Autoridades da Ucrânia ecoam as afirmações da OTAN, como o secretário do Conselho Nacional de Segurança e Defesa da Ucrânia, Oleksiy Danilov. O secretário disse estar pronto para dar início à operação quando os comandantes calcularem que “podemos ter o melhor resultado naquele ponto da guerra”. Afirmou ainda: “temos que entender que essa oportunidade histórica que nos é dada – por Deus – ao nosso país não podemos perder, para que possamos nos tornar verdadeiramente um grande país europeu independente”. “Pode acontecer amanhã, depois de amanhã ou em uma semana”. Volodymyr Zelensky, inclusive, propôs uma coalização de caças ao Ocidente, similar à coalizão de tanques.
No lado russo, ciente da possível nova ofensiva, já ocorreu mobilização e treinamento de trezentos mil reservistas, além da aceleração da produção de armamentos e organização quantidades significativas de equipamento e munições. Tropas russas estão posicionadas no leste da Ucrânia e começaram a avançar para diversas regiões ao longo de uma frente de 724 quilômetros.
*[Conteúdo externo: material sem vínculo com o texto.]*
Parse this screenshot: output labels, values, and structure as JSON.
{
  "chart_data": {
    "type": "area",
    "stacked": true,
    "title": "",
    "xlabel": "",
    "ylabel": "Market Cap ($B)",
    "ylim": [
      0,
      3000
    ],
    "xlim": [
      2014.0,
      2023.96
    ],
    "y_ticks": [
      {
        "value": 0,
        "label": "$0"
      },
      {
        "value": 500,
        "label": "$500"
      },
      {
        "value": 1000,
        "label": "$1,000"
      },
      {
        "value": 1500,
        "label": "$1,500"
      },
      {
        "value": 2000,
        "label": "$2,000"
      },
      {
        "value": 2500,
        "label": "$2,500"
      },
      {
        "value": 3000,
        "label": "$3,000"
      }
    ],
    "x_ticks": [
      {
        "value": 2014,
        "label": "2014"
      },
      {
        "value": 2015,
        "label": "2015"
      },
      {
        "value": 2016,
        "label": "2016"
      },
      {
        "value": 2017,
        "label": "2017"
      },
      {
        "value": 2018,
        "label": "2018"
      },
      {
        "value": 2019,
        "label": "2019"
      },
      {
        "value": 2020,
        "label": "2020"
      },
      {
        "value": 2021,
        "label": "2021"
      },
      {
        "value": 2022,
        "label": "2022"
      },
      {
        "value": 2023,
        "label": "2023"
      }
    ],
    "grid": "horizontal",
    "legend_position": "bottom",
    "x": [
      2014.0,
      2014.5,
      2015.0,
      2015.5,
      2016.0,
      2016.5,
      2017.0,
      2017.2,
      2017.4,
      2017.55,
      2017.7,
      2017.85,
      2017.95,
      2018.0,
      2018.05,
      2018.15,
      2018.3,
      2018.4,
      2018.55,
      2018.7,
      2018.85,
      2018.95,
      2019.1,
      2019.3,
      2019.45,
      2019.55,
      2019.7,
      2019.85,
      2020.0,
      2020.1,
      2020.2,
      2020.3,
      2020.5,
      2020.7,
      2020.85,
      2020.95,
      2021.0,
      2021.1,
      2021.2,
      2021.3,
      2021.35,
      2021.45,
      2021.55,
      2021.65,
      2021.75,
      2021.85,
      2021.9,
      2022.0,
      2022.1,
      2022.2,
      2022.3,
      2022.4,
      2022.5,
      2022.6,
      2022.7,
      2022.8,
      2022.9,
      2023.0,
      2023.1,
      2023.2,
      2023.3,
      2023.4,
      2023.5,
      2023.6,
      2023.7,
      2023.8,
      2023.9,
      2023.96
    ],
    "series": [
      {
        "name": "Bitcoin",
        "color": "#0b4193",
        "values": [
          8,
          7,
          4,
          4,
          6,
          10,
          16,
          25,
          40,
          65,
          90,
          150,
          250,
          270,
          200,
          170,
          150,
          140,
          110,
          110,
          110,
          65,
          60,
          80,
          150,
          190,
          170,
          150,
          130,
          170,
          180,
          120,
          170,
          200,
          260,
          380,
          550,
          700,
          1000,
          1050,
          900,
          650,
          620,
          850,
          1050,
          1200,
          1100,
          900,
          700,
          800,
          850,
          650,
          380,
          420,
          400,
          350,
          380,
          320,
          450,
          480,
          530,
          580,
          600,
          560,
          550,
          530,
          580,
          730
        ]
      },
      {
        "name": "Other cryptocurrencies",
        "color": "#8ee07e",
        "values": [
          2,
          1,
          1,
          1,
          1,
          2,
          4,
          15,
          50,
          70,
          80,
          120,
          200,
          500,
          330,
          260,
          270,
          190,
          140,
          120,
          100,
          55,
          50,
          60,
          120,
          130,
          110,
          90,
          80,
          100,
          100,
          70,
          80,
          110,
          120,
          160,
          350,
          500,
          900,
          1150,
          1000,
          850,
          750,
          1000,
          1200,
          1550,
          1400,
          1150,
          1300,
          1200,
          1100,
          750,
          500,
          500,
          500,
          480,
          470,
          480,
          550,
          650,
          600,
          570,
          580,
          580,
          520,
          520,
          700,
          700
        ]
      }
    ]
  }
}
A derrota ucraniana em Bakhmut e a possível ofensiva da OTAN sugerem a intensificação do confronto neste momento e nas próximas semanas, mas avanços e retrocessos de ambos os lados são difíceis de prever. O que parece estar em jogo agora é que governo de Volodymyr Zelensky precisa mostrar aos cidadãos, às forças armadas da Ucrânia e aos aliados ocidentais que é capaz romper as linhas russas e justificar seu papel de fantoche do Ocidente. Logo, o malogro da terceira ofensiva pode sim trazer novos rumos para a guerra.
*Caio Bugiato é professor de ciência política e relações internacionais da UFRRJ e do programa de pós-graduação em relações internacionais da UFABC.